1974 yılında Temsilciler Meclisi’nin 93-559 sayılı kanunla ülkemize Kıbrıs Harekâtı sonrası uygulanan silah ambargosu ile bugün CAATSA’nın 231. bölümüne dayandırılarak uygulanan yaptırımlarını ve günümüz savunma sanayi karşılıklı bağımlılık seviyesini de karşılaştırdığınızda, hangisinin daha kısıtlayıcı olduğunu düşünüyorsunuz?
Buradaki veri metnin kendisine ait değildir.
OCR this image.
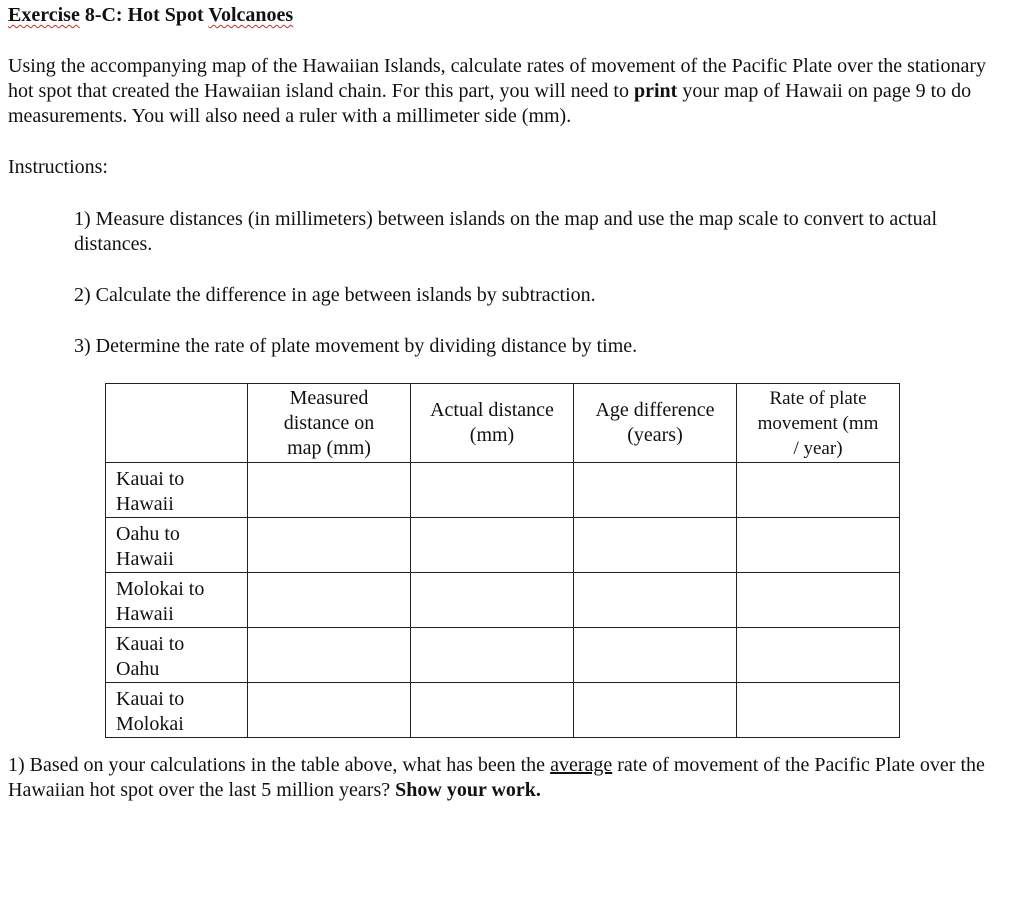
Exercise 8-C: Hot Spot Volcanoes

Using the accompanying map of the Hawaiian Islands, calculate rates of movement of the Pacific Plate over the stationary hot spot that created the Hawaiian island chain. For this part, you will need to print your map of Hawaii on page 9 to do measurements. You will also need a ruler with a millimeter side (mm).

Instructions:

1) Measure distances (in millimeters) between islands on the map and use the map scale to convert to actual distances.

2) Calculate the difference in age between islands by subtraction.

3) Determine the rate of plate movement by dividing distance by time.

	Measured distance on map (mm)	Actual distance (mm)	Age difference (years)	Rate of plate movement (mm / year)
Kauai to Hawaii				
Oahu to Hawaii				
Molokai to Hawaii				
Kauai to Oahu				
Kauai to Molokai				

1) Based on your calculations in the table above, what has been the average rate of movement of the Pacific Plate over the Hawaiian hot spot over the last 5 million years? Show your work.
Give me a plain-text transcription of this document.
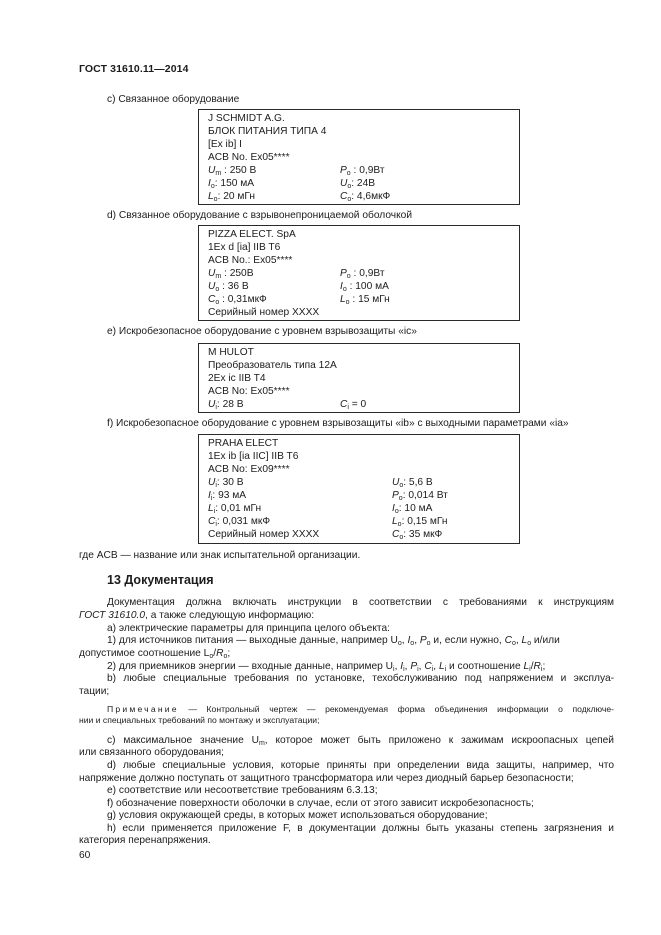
ГОСТ 31610.11—2014
c) Связанное оборудование
J SCHMIDT A.G.
БЛОК ПИТАНИЯ ТИПА 4
[Ex ib] I
ACB No. Ex05****
$U_m$ : 250 В	$P_o$ : 0,9Вт
$I_o$: 150 мА	$U_o$: 24В
$L_o$: 20 мГн	$C_o$: 4,6мкФ
d) Связанное оборудование с взрывонепроницаемой оболочкой
PIZZA ELECT. SpA
1Ex d [ia] IIB T6
ACB No.: Ex05****
$U_m$ : 250В	$P_o$ : 0,9Вт
$U_o$ : 36 В	$I_o$ : 100 мА
$C_o$ : 0,31мкФ	$L_o$ : 15 мГн
Серийный номер ХХХХ
e) Искробезопасное оборудование с уровнем взрывозащиты «ic»
M HULOT
Преобразователь типа 12А
2Ex ic IIB T4
ACB No: Ex05****
$U_i$: 28 В	$C_i = 0$
f) Искробезопасное оборудование с уровнем взрывозащиты «ib» с выходными параметрами «ia»
PRAHA ELECT
1Ex ib [ia IIC] IIB T6
ACB No: Ex09****
$U_i$: 30 В	$U_o$: 5,6 В
$I_i$: 93 мА	$P_o$: 0,014 Вт
$L_i$: 0,01 мГн	$I_o$: 10 мА
$C_i$: 0,031 мкФ	$L_o$: 0,15 мГн
Серийный номер ХХХХ	$C_o$: 35 мкФ
где ACB — название или знак испытательной организации.
13 Документация
Документация должна включать инструкции в соответствии с требованиями к инструкциям
ГОСТ 31610.0, а также следующую информацию:
а) электрические параметры для принципа целого объекта:
1) для источников питания — выходные данные, например $U_o$, $I_o$, $P_o$ и, если нужно, $C_o$, $L_o$ и/или
допустимое соотношение $L_o/R_o$;
2) для приемников энергии — входные данные, например $U_i$, $I_i$, $P_i$, $C_i$, $L_i$ и соотношение $L_i/R_i$;
b) любые специальные требования по установке, техобслуживанию под напряжением и эксплуа-
тации;
Примечание — Контрольный чертеж — рекомендуемая форма объединения информации о подключе-
нии и специальных требований по монтажу и эксплуатации;
с) максимальное значение $U_m$, которое может быть приложено к зажимам искроопасных цепей
или связанного оборудования;
d) любые специальные условия, которые приняты при определении вида защиты, например, что
напряжение должно поступать от защитного трансформатора или через диодный барьер безопасности;
е) соответствие или несоответствие требованиям 6.3.13;
f) обозначение поверхности оболочки в случае, если от этого зависит искробезопасность;
g) условия окружающей среды, в которых может использоваться оборудование;
h) если применяется приложение F, в документации должны быть указаны степень загрязнения и
категория перенапряжения.
60
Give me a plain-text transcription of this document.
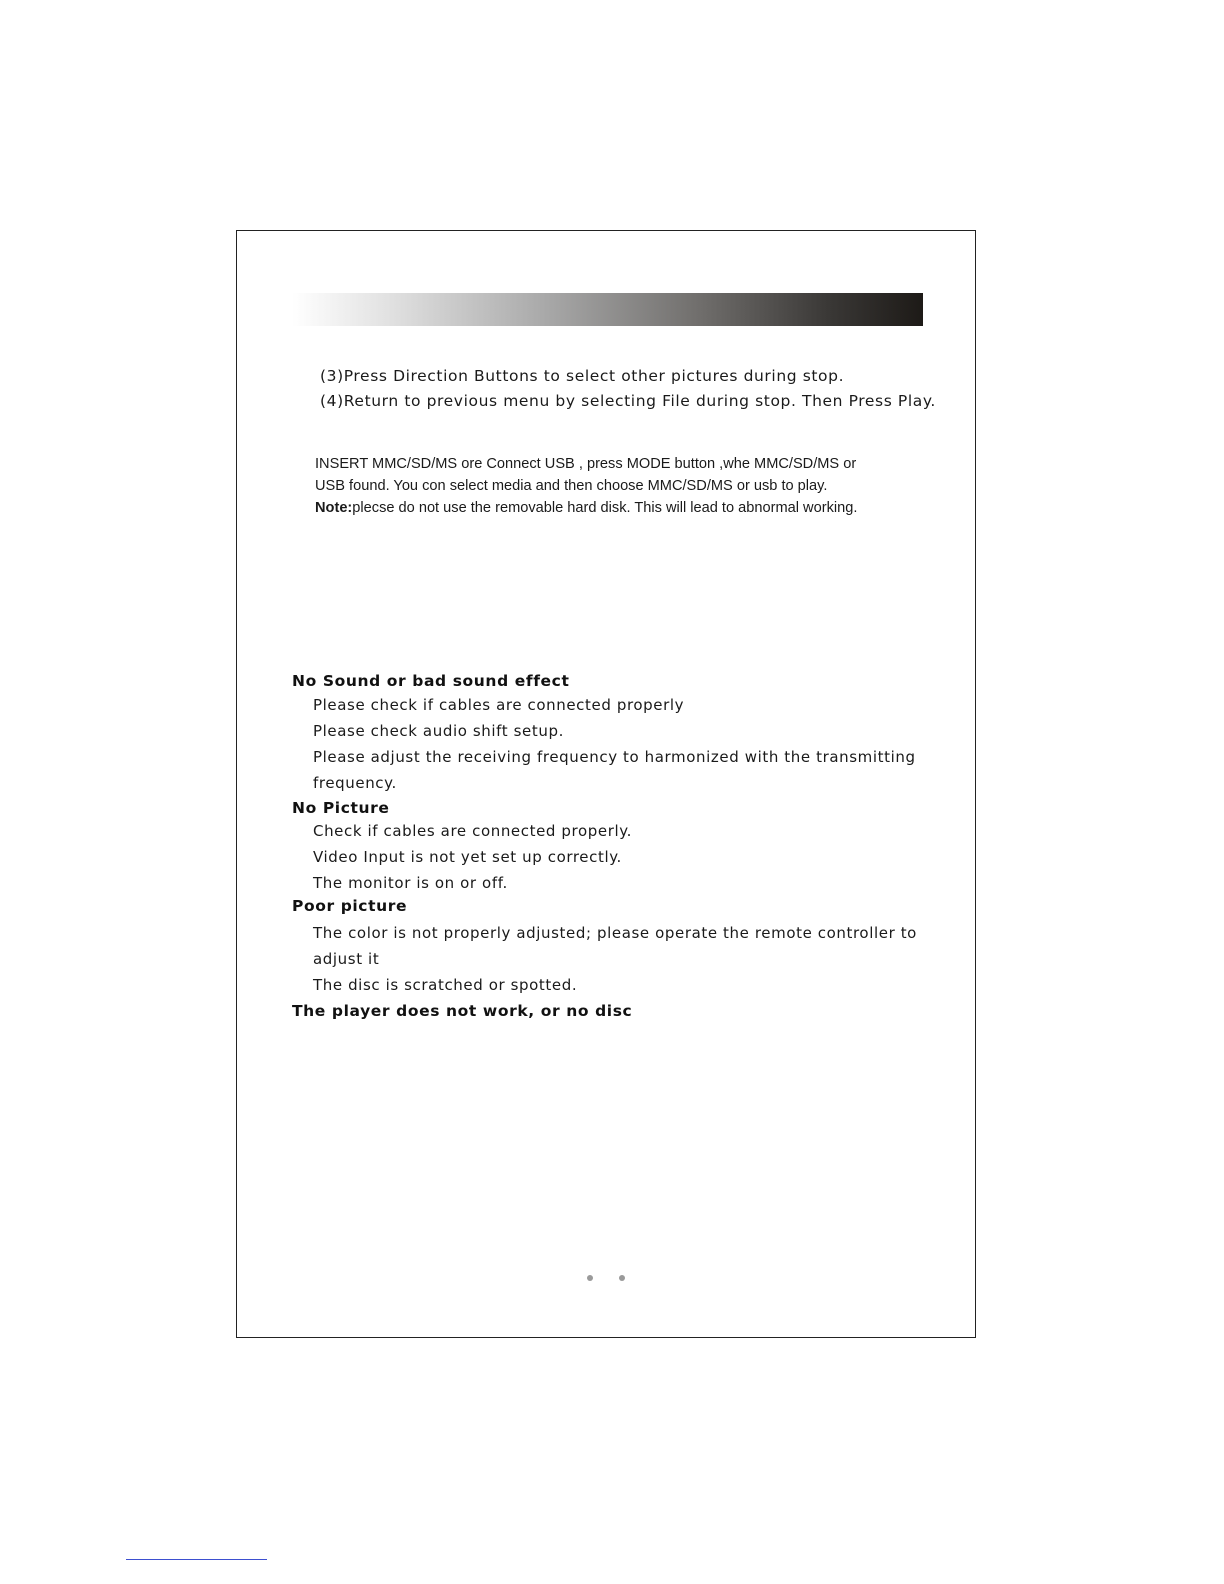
(3)Press Direction Buttons to select other pictures during stop.
(4)Return to previous menu by selecting File during stop. Then Press Play.
INSERT MMC/SD/MS ore Connect USB , press MODE button ,whe MMC/SD/MS or
USB found. You con select media and then choose MMC/SD/MS or usb to play.
Note:plecse do not use the removable hard disk. This will lead to abnormal working.
No Sound or bad sound effect
Please check if cables are connected properly
Please check audio shift setup.
Please adjust the receiving frequency to harmonized with the transmitting
frequency.
No Picture
Check if cables are connected properly.
Video Input is not yet set up correctly.
The monitor is on or off.
Poor picture
The color is not properly adjusted; please operate the remote controller to
adjust it
The disc is scratched or spotted.
The player does not work, or no disc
1974 yılında uygulanan silah ambargosu, CAATSA’dan hem daha kısıtlayıcıydı hem de kısa dönem etkisi daha ağırdı. Soğuk Savaş döneminde, Türkiye silahlarını doğrudan alım ve askeri yardımlar yoluyla tedarik ediyordu ve ABD en büyük sağlayıcıydı. Her ne kadar 1970’lerin başında Almanya ve İtalya da önemli sağlayıcılar olarak öne çıkmaya başlasa da Amerikan sistemlerinin baskınlığı ortadan kalkmadı. Ambargo uygulandığında Türkiye elindeki sistemlerin idamesi ve bakımı açısından en önemli kaynağı kaybetmiş oldu. Bu da ordunun gücünü olumsuz etkiledi. Bugün ise hem dönüşen küresel üretim şekilleri hem de Türkiye’nin artan savunma sanayi kabiliyetleri, Türkiye’nin daha esnek olmasını sağlamakta, alternatif sağlayıcılara daha rahat ulaşmasına olanak sağlamaktadır. Dahası, ABD’ye olan bağımlılık belli bir derece devam etse de 1970’lerdeki seviye göre daha düşüktür. Dahası CAATSA içerik olarak da 1974 silah ambargosundan daha farklıdır. CAATSA, Türkiye’ye silah satışlarını kısıtlamıyor. Hangi kurum üzerinden yapılacağını kısıtlıyor. CAATSA’nın etrafından dolaşmak daha rahat. Fakat, bu noktada şunu da belirtmek gerekiyor: Türkiye’nin alternatif kaynaklar bulması, bu kaynakların Türkiye’yle iş yapmak isteyip istememesine bağlıdır. Bu açıdan, 1974 silah ambargosu ve CAATSA arasında fark olabilir. 1974’ye her ne kadar ABD silah ambargosu uyguladıysa da Avrupa ülkeleri Türkiye’yle iş birliği yapmaya ve silah satmaya gönüllüydü. Mesela silah ambargosu uygulandığında İtalya (F-104S), Fransa (Mirage F-1F) ve Birleşik Krallık (Jaguar) Türkiye’ye uçak satabileceklerini belirtmişlerdir. Dahası, her ne kadar Temsilciler Meclisi ambargo kararı alsa da ABD hükümeti Türkiye’yi destekleyen bir duruştaydı. Zaten adım adım ambargonun zayıflatılması ve sonunda kaldırılması için de çaba gösterdiler. Bugün ise, ABD ve Türkiye hükümetleri arasında benzer bir ilişkiden bahsedemeyiz. Bu gerginlikten dolayı da ABD’yle yakın ilişkisi olan alternatif kaynaklar SSB’yle ve Türkiye’yle çalışmaktan çekinebilirler. Bu da Türkiye’nin elindeki seçenekleri önemli derecede kısıtlayacaktır. Şu noktada diğer ülkelerin nasıl davranacağını zaman gösterecektir.